「家事も育児も家計も全部ワリカン! 」バツイチ同士の事実再婚を選んだマンガ家・水谷さるころが、共働き家庭で家事・育児・仕事を円満にまわすためのさまざまな独自ルールを紹介します。第178回のテーマは「要望を口にするのは大事だけど……」です。
「キレる」というのは、突然怒りを発露することだと思っています。怒りの発露自体はあまり問題ではなく、必要なときも多くあります。理不尽な目にあったときや、日常的な不満があるときなど、怒りを発露しないと伝わらないまま不利な状況に置かれてしまうことがあります。
そういうわけで「きちんと怒る」こと自体は正しい行ないなんですよね。ただ段階を踏まえず、突然怒りを爆発させるところからコミュニケーションを開始するのは、よい結果が生まれないことが多いです。
もちろん、お互いの立場も関係があります。フィジカル、年齢、経済力の有無などで人は不均衡な力関係のことが多い。そこで「力があるほう」が「力が弱い相手」に対して、突然怒りからのコミュニケーションを開始することは、ハラスメントになることが多いです。

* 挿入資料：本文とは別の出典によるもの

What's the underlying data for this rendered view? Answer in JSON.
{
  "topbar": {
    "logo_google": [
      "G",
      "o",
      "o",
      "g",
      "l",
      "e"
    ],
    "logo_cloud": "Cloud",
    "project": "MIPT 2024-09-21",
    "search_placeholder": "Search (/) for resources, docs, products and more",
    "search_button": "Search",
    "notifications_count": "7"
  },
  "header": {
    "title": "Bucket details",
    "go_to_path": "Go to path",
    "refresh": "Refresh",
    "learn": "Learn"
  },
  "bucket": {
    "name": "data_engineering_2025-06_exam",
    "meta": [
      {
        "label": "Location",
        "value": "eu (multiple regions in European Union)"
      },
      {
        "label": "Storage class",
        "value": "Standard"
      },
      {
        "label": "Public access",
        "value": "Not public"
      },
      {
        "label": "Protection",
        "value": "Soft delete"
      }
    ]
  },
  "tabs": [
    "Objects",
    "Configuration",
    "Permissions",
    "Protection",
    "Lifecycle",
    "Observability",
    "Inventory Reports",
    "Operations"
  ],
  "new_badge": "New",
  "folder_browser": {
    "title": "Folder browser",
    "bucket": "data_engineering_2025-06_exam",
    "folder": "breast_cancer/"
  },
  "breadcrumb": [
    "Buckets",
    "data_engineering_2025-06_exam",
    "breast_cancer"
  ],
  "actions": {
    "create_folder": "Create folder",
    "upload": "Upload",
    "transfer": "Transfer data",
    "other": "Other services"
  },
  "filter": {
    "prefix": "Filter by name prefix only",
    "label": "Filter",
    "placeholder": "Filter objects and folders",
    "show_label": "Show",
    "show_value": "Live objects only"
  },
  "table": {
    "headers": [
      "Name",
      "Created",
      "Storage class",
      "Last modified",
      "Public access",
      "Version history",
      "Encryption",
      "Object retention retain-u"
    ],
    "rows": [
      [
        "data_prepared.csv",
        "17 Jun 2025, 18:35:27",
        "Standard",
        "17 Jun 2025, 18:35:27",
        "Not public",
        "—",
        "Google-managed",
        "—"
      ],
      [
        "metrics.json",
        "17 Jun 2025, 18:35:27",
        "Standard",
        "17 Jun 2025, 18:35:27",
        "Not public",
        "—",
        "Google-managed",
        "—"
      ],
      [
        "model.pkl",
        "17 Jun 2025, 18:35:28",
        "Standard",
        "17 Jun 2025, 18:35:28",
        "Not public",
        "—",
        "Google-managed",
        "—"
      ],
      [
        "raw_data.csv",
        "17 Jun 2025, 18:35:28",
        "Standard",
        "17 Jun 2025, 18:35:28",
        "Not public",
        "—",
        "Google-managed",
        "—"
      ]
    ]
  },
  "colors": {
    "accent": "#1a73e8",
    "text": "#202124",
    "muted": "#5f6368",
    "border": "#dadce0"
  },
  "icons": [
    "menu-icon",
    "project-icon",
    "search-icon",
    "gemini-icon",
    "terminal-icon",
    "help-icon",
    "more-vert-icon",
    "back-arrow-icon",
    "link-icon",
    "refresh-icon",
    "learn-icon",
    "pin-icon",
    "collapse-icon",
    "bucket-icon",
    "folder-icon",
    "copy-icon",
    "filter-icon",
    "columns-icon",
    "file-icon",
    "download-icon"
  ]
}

というわけで、我が家では「キレないコミュニケーション」をすることが優先順位の上にあり、自分自身の怒りをコントロールすることは、家族全員が鍛錬を積むべきことだとされています。
しかしキレるというのには、いろいろ原因があるんですよね。過度なストレスとか、無自覚な抑圧とか、過去のトラウマとか……。なので「キレないようにしましょう」といってすぐに改善できるケースばかりではありません。
最近マンガ・イラストを田房永子さんが担当した、岡田法悦さん著作の『キレたくないのにキレてしまうあなたへ』(朝日新聞出版)という本を読みました。この本では、キレてしまう心の動きをわかりやすく説明していて、とても参考になりました。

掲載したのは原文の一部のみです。